The Lord Jesus told His disciples that they were the light of the world. While
that is true, it is equally true that the world is largely unable and unwilling to
appreciate that light, even when it shines. The day will come however, when the
Lamb-illuminated Church will provide help and guidance to the nations (Rev.21: 24).
In this aspect. of things, we see the Bride as Queen -consort of the Lamb sharing His
rule of loving service. In the divine concept, to rule is to serve.
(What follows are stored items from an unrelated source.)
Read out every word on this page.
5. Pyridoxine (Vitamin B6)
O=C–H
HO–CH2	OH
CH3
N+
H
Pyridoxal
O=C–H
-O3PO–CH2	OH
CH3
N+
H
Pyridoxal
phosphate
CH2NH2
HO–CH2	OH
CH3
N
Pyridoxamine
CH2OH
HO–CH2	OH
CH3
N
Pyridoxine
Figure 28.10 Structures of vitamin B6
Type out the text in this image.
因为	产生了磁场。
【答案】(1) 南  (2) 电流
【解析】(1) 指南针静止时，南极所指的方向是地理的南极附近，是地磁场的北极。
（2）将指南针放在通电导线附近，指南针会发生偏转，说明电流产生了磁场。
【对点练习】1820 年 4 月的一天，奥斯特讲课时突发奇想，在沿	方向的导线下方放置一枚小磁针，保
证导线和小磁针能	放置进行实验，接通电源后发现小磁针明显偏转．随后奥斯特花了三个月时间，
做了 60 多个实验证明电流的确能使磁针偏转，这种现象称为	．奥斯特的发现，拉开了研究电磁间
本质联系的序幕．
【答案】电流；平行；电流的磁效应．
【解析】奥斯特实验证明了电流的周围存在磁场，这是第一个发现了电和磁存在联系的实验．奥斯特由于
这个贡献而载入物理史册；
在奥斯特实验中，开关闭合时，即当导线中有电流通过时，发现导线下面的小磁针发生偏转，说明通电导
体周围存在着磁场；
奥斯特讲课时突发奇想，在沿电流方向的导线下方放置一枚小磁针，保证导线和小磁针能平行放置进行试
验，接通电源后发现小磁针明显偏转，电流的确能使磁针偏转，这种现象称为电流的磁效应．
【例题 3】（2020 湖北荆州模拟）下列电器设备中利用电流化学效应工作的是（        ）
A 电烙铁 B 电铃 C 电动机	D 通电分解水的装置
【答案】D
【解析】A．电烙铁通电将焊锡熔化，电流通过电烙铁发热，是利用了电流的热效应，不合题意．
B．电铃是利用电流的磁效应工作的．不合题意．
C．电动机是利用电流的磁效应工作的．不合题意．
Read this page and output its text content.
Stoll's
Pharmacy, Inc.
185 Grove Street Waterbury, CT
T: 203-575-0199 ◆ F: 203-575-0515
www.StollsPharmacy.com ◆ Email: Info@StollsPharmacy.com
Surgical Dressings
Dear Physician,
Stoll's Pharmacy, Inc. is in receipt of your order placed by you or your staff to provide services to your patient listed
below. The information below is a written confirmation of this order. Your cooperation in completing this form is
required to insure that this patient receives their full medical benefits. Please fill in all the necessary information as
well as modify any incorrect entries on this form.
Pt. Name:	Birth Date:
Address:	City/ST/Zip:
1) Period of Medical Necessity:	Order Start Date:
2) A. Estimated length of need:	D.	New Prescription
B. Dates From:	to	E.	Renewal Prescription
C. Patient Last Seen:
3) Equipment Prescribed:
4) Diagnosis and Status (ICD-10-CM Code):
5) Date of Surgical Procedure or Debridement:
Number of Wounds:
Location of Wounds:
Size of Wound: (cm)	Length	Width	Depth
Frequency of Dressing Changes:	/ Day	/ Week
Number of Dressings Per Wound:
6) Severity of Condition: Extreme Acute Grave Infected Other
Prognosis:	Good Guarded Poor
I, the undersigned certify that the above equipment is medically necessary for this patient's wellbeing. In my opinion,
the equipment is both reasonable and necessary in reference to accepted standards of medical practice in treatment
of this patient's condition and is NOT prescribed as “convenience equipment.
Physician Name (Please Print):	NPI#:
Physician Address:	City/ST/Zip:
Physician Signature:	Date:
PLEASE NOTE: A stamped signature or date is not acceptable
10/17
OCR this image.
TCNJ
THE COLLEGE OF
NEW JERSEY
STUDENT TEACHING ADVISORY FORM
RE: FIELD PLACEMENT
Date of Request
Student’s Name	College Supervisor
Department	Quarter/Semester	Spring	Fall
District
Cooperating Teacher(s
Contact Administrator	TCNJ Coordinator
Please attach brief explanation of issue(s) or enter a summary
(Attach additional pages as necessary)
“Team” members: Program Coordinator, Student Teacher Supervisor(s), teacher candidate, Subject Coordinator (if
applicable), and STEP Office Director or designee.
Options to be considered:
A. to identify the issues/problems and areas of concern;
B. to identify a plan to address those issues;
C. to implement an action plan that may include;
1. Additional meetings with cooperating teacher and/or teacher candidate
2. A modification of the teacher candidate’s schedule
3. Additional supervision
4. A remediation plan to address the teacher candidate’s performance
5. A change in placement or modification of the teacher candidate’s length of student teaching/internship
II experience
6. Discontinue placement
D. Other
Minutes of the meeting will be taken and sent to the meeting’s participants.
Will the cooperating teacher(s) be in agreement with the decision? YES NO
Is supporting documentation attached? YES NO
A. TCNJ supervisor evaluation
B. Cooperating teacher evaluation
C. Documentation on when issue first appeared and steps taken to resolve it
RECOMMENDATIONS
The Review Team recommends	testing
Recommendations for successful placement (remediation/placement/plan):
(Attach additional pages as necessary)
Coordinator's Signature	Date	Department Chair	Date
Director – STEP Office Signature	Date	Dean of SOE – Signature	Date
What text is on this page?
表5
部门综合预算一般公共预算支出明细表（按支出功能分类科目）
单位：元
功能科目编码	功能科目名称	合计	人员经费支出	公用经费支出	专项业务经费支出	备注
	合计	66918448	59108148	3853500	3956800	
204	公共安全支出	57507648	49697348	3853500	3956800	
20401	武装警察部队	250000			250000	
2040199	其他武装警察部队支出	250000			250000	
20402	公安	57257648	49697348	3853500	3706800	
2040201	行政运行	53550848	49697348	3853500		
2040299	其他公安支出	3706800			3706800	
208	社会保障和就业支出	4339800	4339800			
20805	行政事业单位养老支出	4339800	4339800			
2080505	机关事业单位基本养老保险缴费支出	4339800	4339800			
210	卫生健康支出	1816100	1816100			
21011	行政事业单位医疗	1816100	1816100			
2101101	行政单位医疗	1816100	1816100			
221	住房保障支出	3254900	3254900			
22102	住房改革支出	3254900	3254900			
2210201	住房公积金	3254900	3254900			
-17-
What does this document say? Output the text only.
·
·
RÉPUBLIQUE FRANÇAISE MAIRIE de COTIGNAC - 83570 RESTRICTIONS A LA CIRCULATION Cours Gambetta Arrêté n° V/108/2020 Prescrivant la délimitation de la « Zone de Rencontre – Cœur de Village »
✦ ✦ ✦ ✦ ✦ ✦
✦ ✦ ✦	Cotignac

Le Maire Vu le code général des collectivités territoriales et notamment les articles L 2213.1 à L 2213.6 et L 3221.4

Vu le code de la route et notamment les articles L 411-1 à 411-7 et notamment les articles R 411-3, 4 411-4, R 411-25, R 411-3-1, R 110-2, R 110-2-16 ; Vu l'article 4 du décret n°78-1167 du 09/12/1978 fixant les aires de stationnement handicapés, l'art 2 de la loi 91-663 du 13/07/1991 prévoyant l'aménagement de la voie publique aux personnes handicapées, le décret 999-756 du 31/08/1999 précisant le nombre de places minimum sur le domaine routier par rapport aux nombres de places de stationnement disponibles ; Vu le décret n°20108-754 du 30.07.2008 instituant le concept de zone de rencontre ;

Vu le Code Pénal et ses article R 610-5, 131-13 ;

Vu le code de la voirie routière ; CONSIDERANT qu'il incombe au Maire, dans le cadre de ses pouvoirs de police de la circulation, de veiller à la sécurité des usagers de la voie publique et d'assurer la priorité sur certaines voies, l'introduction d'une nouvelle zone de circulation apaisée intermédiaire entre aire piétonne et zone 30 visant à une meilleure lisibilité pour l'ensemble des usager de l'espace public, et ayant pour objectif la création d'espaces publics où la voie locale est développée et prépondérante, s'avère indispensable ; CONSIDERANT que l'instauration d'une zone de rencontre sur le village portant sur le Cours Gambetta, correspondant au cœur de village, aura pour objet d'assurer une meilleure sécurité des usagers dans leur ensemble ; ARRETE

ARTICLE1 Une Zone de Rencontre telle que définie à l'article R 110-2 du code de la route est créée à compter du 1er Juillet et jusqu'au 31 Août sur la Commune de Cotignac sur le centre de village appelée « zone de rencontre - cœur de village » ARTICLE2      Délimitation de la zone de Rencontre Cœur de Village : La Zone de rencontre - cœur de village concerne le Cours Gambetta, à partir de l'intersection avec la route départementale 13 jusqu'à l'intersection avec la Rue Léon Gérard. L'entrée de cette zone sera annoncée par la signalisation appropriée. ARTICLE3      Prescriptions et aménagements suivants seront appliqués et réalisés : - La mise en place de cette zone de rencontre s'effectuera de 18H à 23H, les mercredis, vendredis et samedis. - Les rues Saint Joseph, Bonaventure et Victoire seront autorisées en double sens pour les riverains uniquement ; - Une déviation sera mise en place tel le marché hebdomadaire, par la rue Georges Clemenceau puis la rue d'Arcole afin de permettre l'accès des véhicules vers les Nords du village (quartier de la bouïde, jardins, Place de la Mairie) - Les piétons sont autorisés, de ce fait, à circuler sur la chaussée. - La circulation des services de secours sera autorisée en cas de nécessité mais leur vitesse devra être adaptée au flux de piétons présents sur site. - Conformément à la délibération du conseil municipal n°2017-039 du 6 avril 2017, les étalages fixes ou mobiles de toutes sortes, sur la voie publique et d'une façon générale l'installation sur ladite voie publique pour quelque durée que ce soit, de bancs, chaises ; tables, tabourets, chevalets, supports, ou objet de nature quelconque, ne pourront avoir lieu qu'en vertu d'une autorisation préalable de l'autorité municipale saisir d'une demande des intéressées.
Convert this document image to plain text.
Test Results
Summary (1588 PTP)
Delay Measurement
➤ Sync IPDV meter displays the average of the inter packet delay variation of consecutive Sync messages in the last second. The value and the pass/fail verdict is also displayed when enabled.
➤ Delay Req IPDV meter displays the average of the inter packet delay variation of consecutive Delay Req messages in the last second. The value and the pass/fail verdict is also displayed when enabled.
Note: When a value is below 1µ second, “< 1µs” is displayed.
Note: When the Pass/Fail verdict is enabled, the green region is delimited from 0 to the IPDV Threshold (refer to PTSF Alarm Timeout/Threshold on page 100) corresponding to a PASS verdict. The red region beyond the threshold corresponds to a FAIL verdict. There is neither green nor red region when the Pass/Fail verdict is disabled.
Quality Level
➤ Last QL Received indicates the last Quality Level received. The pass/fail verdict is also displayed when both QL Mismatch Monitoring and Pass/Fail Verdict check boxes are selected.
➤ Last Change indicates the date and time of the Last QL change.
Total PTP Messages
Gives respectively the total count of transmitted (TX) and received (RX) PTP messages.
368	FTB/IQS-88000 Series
It is quite impossible for us dwellers on earth and in time, to visualise how the
eternal ages of untiring service provide for the fulfillment of our destiny. Whom will
we rule? Whom will we serve? There is much that we do not understand in this
connection, but that does not lessen the thrust of this final vision which speaks of
"the healing of the nations" (Rev.22:2) and the ministration of blessing to them
(Rev.21 :24). The Bride's destiny is closely connected with that of her divine
Bridegroom; the Church will always be at His side, not just for personal enjoyment,
but for "Universal ministry".

This should not lessen our devotion to the service of the Gospel now -far from
it. Service in God's eyes arises not from some outward obligation but from an inward
attitude of heart, which is in fact the Spirit of the Master (John 13: 15). Not that we
should wait for eternity in the hope of a place and honour there, but rather that,
because of eternal prospects, we should be the more devoted to the task of serving
others and seeking to win men for Christ. If service is to be our future vocation, then
we must stick to it now. It may prove that our present activities form a kind of
apprenticeship. When we think compassionately of needy men, we must always
remember that when we least expect it, the cry may ring out, "Behold, the
Bridegroom cometh".

Whatever else Revelation 11 may mean, it does give us some indications of
the life of witnessing, which characterises those who in due course are raised up and
hear the great voice saying unto them, "Come up hither" (Rev.1;1 :12). Though we
may not clearly identify the two prophets as to who they are, like them we shall also
be raised, hearing the voice of the Lord at His coming. This blessed hope will surely
empower and encourage us in our witness for Christ in this hostile world.
The first point to note is that there are Christ's minimum of two. The Church's
Testimony in the world involves individuals but should never be individualistic. We
need one another. The next is that although their testimony is on earth, their origin
and source of supply is in heaven. They are "the two olive trees, and the two
candlesticks standing before the God of the earth" (v.4). Every believer needs to be
in intimate relationship with the Lord, and to know the constant supply of the Spirit,
but especially if men are to stand true to God in a world which is spiritually Sodom
and Egypt, and where their Lord was crucified.

Is this Jerusalem in apostasy? Is it not a reminder to all witnesses that
although the Church may have times of relative tolerance or even popularity, the
world in which it witnesses is essentially, deeply, hostile to the Lord of Whom it
testifies? Life may be relatively peaceful for us, but the time is coming when the
painful aspect of living for Christ, as here mentioned becomes real. How ever, for
them and for us all, there is the comfort in knowing that the great testimony, the Ark
of the covenant, though hidden in heaven, is the unfailing assurance of God's
faithfulness to His people who battle on earth (v. 19). Though hated and attacked,
we will only be overtaken by death when our task here is completed (v. 7) and in
God's good time His witnesses will be vindicated in a striking way. The manner of
their going up to heaven in a cloud gives at least a hint of that great conclusion to
this Dispensation which is described in 1 Thess. 4: 13-18, which we call rapture. The
Lord sustain us all in this lively hope.